По коридору распространилась непереносимая вонь горелых аугментированных нервов. Я машинально проверил заряд в бластере — оставалось еще двадцать неразряженных конденсаторов из тридцати двух. Магазины остальных бластеров были почти полны. Пожалуй, еще с полчаса я продержусь, еще бы место найти поудачнее, как у того колониальщика, которого я застрелил. Козина толкала на самоубийство репрограмма. Меня так просто не выменять… зато ничуть не сложнее прикончить.
Но раз уж я решил сопротивляться — первым делом обезопасить себя от угрозы из ирреальности. Я оборвал связь с терминалом групарки — на сей раз сьюд воспринял мой приказ — и запустил все защитные программы, какие у меня еще оставались. И вовремя, потому что не успел я перешагнуть через обугленные останки Киры Деннен, как по краям козырька заметались оранжевые сполохи, знаменуя начало очередной виртуальной атаки. Демоны пробовали мои щиты на прочность, и в любую щелку вбуравливался вражеский алгоритм, требовавший сбросить броню, подчинить внешнему контролю каждый процесс — опустить руки, сдаться, умереть.
К этому моменту я уже был на таком взводе, что едва не подпрыгнул до потолка, услыхав дробный перехлоп сразу нескольких мембран. Но это прибыли уборщики — вынести тело, и зачистить опаленную плазмой глиссаду.
По козырьку пробежала мутная волна, однако защита держалась. Я прекрасно понимал, что это ненадолго — ровно до той поры, как за меня возьмутся всерьез — потому что уже имел шанс оценить, какими вычислительными мощностями оперирует мой противник. Собственных его аугментов хватит, чтобы сломить любой барьер, а ведь есть еще и лос лунного отделения Службы… Перед глазами снова заметалась слоистая муть, такая плотная, что я сбавил шаг и хотел уже поднять козырек вовсе, когда изображение вдруг прояснилось.
Передо мной сидел Меррилл. Именно сидел — за спиной колониальщика смутно виднелось пустое окно.

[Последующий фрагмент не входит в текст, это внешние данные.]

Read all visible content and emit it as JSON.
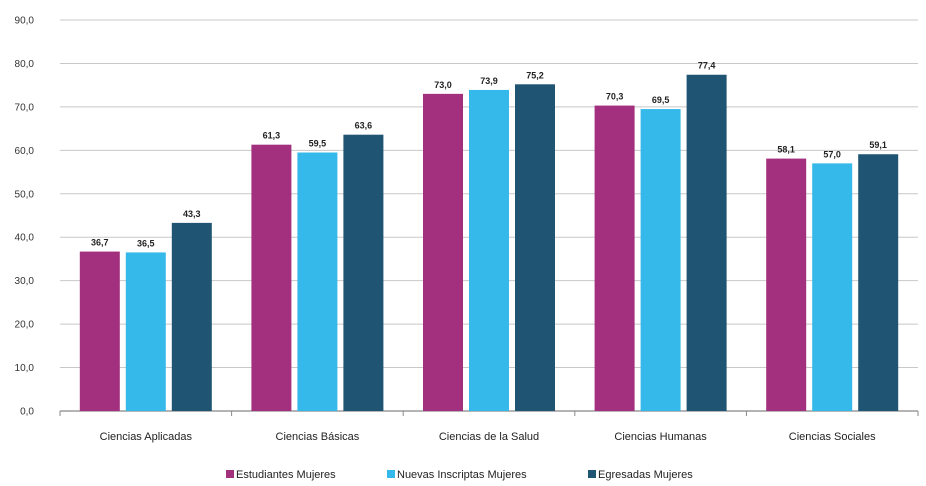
{
  "chart_data": {
    "type": "bar",
    "categories": [
      "Ciencias Aplicadas",
      "Ciencias Básicas",
      "Ciencias de la Salud",
      "Ciencias Humanas",
      "Ciencias Sociales"
    ],
    "series": [
      {
        "name": "Estudiantes Mujeres",
        "color": "#a3307f",
        "values": [
          36.7,
          61.3,
          73.0,
          70.3,
          58.1
        ],
        "labels": [
          "36,7",
          "61,3",
          "73,0",
          "70,3",
          "58,1"
        ]
      },
      {
        "name": "Nuevas Inscriptas Mujeres",
        "color": "#35b9ea",
        "values": [
          36.5,
          59.5,
          73.9,
          69.5,
          57.0
        ],
        "labels": [
          "36,5",
          "59,5",
          "73,9",
          "69,5",
          "57,0"
        ]
      },
      {
        "name": "Egresadas Mujeres",
        "color": "#1f5472",
        "values": [
          43.3,
          63.6,
          75.2,
          77.4,
          59.1
        ],
        "labels": [
          "43,3",
          "63,6",
          "75,2",
          "77,4",
          "59,1"
        ]
      }
    ],
    "yticks": [
      "0,0",
      "10,0",
      "20,0",
      "30,0",
      "40,0",
      "50,0",
      "60,0",
      "70,0",
      "80,0",
      "90,0"
    ],
    "ylim": [
      0,
      90
    ],
    "grid": true,
    "legend_position": "bottom",
    "title": "",
    "xlabel": "",
    "ylabel": ""
  }
}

— Макферсон? — Голос его был тих, словно доносился из непередаваемого далека, но властен и резок. — Прекратите!.. Немедленно… — Голос прервался на мгновение. Изображение подернулось рябью, прояснилось вновь. — Вы ничего не понимаете! Ничего… — Снова пауза. — Это опасно для вас и…
Связь оборвалась.
— Миша!
В первую секунду я не сообразил, что кричат в реале. Из транспортера передо мной вылетели Эрик, Сольвейг… и Элис Релер.
Я выстрелил навскидку, не успев выставить мощность. Пурпурный шар врезался в первого из мчащихся им наперерез клонов-громил, и тот взорвался облаком розового пара и поджаренных ошметков, заставив остальных попятиться.
— К мне! — бросил я товарищам, заметив, что оружия у них нет, если не считать блиссеров, почти бесполезных против такой толпы, и парализатора на поясе у Элис, который девушка даже не сообразила взять в руки.
С грохотом опустился гермощит, отсекая почти половину нападавших. Громилы неслышно барабанили по прозрачной стене, а я, припав на колено, расстреливал их сородичей, забыв о необходимости экономить заряды, потому что злые синие искры уже мелькали вокруг — очевидно, мой инфор по-прежнему представлял собой такую ценность, что просто сжечь и его, и меня было никак невозможно.
— Миша! — грянул у меня над ухом чей-то смутно знакомый голос. — В транспортер, быстро! Мне их надолго не удержать!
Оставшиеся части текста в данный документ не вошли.